I shake myself and stand up. ‘I’m too busy for this,’ I tell her, and pick her up, carrying her over to the back door. ‘Go on, go home.’
I drop her and she lands lightly on the patio. She stares at me accusatorially.
‘God, fine .’ I take my half-eaten burrito from the top of the bin and plonk it on a plate, placing it outside the door. ‘Bon appetit.’
I swing the door shut again and the house immediately feels cloyingly hot. I’ll give the cat a couple of minutes to take herself off, and then crack the window.
I open the fridge, intending to bin the Tupperware boxes of vegetables and salmon. The mixture is charred and dry and, by now, probably outside the range of safe human consumption. But I glance out of the window, and see the cat, skinny and sad-looking, still outside, staring forlornly at the burrito. I take the salmon from the box and pile it on a chopping board, remove the salty exterior and flake most of the remainder with a fork into a new tub. The last bit I scoop onto a plate and take outside to replace the burrito. The cat still doesn’t move, but she licks her lips.
Back inside, my little idea nudges at my mind again as I’m scraping at a rogue piece of butternut squash with a fork. I won’t need Graham for this one, which is useful as he hasn’t spoken to me since I left his house the other night. I should apologise — even I can admit that what I said was out of order — but we haven’t crossed paths at work. Sometimes, it feels like a sudden emotion overwhelms my common sense, and I’m unable to control my mouth. I feel a stab of guilt and push it down.
When I’m not with Graham, he doesn’t enter my mind. You can go back to pretending I don’t exist. He’s right; at work, we don’t fraternise, but I always assumed that was a mutual decision. In any case, what we have is casual, and we don’t owe each other anything.
My phone beeps with a message and I dump the empty Tupperware in the sink.
Will: Is anyone up for a drink at some point? It’d be nice to catch up properly
Jess: I’d love to — just name a date. Is everything OK?

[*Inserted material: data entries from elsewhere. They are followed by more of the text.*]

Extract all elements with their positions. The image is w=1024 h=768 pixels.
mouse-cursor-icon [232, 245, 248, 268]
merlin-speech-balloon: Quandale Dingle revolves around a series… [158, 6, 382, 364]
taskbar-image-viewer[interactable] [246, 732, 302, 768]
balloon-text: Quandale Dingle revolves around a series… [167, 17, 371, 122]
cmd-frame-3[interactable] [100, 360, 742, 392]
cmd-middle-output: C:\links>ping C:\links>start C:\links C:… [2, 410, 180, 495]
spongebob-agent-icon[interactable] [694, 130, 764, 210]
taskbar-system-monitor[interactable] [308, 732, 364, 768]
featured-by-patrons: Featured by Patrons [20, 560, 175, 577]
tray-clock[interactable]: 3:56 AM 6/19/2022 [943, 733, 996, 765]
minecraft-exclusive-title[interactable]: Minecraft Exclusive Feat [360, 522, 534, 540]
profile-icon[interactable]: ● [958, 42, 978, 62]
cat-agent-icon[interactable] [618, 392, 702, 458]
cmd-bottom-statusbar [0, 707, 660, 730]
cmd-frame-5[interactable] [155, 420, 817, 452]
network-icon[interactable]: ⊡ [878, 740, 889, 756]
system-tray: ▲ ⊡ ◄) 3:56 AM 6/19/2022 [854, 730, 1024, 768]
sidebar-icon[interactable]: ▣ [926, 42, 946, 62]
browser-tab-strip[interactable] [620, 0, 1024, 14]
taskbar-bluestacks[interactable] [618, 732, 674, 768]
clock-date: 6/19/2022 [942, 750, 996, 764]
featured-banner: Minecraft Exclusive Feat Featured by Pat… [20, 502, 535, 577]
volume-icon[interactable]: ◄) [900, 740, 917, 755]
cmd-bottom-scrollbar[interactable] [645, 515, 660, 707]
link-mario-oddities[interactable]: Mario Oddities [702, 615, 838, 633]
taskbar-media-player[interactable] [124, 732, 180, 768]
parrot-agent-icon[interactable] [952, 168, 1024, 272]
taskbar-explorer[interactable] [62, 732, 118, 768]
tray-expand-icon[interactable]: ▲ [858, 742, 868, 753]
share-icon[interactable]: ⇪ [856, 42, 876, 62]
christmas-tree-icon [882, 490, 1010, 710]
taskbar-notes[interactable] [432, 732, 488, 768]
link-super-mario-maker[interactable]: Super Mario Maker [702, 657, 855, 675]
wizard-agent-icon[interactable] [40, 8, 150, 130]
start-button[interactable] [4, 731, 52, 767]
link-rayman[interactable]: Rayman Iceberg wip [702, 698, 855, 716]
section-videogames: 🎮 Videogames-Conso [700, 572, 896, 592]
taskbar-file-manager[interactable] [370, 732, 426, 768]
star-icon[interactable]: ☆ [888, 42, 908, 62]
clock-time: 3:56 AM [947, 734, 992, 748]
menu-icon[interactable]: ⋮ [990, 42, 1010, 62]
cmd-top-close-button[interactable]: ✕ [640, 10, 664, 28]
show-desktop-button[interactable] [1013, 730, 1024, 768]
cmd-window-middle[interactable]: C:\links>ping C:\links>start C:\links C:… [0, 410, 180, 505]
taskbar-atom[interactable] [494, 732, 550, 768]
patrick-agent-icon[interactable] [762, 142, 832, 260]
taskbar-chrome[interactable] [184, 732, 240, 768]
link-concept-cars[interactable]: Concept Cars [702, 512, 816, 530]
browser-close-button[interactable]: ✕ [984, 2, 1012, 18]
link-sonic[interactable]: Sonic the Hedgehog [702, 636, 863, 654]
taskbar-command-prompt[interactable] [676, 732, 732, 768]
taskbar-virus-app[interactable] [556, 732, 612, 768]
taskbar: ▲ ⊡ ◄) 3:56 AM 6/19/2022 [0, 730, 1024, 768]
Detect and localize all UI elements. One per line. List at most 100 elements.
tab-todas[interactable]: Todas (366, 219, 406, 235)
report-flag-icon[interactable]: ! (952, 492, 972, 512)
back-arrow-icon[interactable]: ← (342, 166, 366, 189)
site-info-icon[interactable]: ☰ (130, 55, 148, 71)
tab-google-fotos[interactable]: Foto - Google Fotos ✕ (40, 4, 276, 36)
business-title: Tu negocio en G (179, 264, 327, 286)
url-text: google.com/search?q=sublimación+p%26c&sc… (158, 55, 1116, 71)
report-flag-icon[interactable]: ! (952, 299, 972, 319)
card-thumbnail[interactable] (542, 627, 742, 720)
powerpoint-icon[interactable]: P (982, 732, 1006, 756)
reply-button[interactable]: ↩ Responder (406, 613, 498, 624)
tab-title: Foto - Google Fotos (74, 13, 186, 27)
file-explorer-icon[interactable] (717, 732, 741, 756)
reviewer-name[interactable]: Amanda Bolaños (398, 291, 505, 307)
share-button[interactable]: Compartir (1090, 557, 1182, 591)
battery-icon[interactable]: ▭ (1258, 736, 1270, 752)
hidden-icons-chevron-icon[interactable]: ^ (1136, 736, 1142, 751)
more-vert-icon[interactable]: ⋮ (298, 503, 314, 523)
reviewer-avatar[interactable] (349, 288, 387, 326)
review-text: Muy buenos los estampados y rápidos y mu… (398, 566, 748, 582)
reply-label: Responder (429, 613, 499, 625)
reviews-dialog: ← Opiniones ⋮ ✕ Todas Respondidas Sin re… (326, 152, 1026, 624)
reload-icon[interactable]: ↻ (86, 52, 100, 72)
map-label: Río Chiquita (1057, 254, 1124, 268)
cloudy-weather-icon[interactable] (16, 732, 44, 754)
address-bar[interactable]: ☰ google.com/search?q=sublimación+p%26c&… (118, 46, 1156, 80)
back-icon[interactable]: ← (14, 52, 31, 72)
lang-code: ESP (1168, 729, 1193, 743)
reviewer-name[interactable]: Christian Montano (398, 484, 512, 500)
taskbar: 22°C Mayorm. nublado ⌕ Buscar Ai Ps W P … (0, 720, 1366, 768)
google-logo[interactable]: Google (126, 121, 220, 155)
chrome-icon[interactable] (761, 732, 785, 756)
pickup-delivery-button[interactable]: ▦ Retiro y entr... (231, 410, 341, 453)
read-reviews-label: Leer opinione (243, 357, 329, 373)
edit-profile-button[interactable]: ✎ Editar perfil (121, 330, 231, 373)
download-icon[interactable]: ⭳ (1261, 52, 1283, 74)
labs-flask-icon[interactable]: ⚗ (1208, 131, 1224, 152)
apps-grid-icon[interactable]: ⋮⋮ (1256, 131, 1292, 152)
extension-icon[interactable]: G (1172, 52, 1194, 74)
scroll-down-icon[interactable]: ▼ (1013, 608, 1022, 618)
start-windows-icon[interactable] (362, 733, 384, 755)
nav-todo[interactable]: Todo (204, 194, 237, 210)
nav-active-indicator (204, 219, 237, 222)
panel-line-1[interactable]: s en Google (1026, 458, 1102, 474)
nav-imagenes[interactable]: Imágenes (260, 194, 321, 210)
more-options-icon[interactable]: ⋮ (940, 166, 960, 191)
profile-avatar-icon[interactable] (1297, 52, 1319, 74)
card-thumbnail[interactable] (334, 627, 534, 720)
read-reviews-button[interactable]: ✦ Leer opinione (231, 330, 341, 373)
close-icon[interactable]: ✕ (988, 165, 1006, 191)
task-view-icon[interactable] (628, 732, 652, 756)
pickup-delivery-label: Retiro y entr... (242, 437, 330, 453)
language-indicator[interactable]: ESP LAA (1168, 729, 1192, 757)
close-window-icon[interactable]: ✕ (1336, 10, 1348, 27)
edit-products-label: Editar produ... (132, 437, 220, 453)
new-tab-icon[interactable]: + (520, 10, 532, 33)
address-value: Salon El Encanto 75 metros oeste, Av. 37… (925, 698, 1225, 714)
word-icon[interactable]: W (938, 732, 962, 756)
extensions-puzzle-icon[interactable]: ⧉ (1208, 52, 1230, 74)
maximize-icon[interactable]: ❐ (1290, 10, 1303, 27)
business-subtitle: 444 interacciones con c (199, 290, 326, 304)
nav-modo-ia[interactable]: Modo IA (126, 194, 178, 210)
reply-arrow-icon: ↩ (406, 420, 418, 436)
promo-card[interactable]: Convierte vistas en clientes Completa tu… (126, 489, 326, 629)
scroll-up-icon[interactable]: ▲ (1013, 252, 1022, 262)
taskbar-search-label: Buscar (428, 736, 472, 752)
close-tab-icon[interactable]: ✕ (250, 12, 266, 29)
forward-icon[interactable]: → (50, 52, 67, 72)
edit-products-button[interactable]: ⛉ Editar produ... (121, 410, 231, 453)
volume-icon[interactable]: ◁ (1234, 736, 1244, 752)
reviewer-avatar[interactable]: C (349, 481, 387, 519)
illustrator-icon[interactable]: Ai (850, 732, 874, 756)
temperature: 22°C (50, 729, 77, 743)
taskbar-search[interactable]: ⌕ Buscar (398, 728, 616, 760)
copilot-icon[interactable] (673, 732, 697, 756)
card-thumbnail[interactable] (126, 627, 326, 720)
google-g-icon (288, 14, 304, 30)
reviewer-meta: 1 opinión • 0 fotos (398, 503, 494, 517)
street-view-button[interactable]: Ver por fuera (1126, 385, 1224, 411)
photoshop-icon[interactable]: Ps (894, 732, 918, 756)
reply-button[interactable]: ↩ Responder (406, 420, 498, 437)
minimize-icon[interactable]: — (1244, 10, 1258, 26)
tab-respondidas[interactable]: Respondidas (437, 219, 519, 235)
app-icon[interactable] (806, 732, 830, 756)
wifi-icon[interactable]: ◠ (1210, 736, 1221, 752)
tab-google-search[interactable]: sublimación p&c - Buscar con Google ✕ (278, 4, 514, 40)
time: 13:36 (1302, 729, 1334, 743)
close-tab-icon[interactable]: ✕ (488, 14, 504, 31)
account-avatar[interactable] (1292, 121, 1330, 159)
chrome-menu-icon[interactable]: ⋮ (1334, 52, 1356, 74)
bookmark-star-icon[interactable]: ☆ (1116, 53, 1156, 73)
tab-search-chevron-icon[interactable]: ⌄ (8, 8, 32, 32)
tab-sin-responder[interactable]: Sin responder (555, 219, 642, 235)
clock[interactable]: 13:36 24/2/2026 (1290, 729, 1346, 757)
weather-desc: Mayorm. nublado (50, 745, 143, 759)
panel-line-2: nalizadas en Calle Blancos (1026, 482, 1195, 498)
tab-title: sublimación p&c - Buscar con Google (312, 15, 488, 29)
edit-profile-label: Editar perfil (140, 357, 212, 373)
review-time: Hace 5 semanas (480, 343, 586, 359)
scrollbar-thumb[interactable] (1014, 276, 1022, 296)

Will: I’m fine. Do you want to come to ours? Nina could do with some fresh faces
Me: Sounds good — do you want to do a poll?
Jess: Can’t we just say Thursday?
Will: Works for me. 7pm?
Me: Maybe — send me a calendar invite
Will: No
I put my phone back down and go upstairs to change into my running gear. As I come back down, my phone beeps again.
Kirsty: Have you heard about the expo changes? Can we meet to discuss?
I put my AirPods in and leave through the front door. Closing Kirsty’s message, I open the Independent Women playlist on Spotify, setting off quickly and pounding the streets, until that questioning little voice trying to hold me to account in the back of my mind stops bothering me.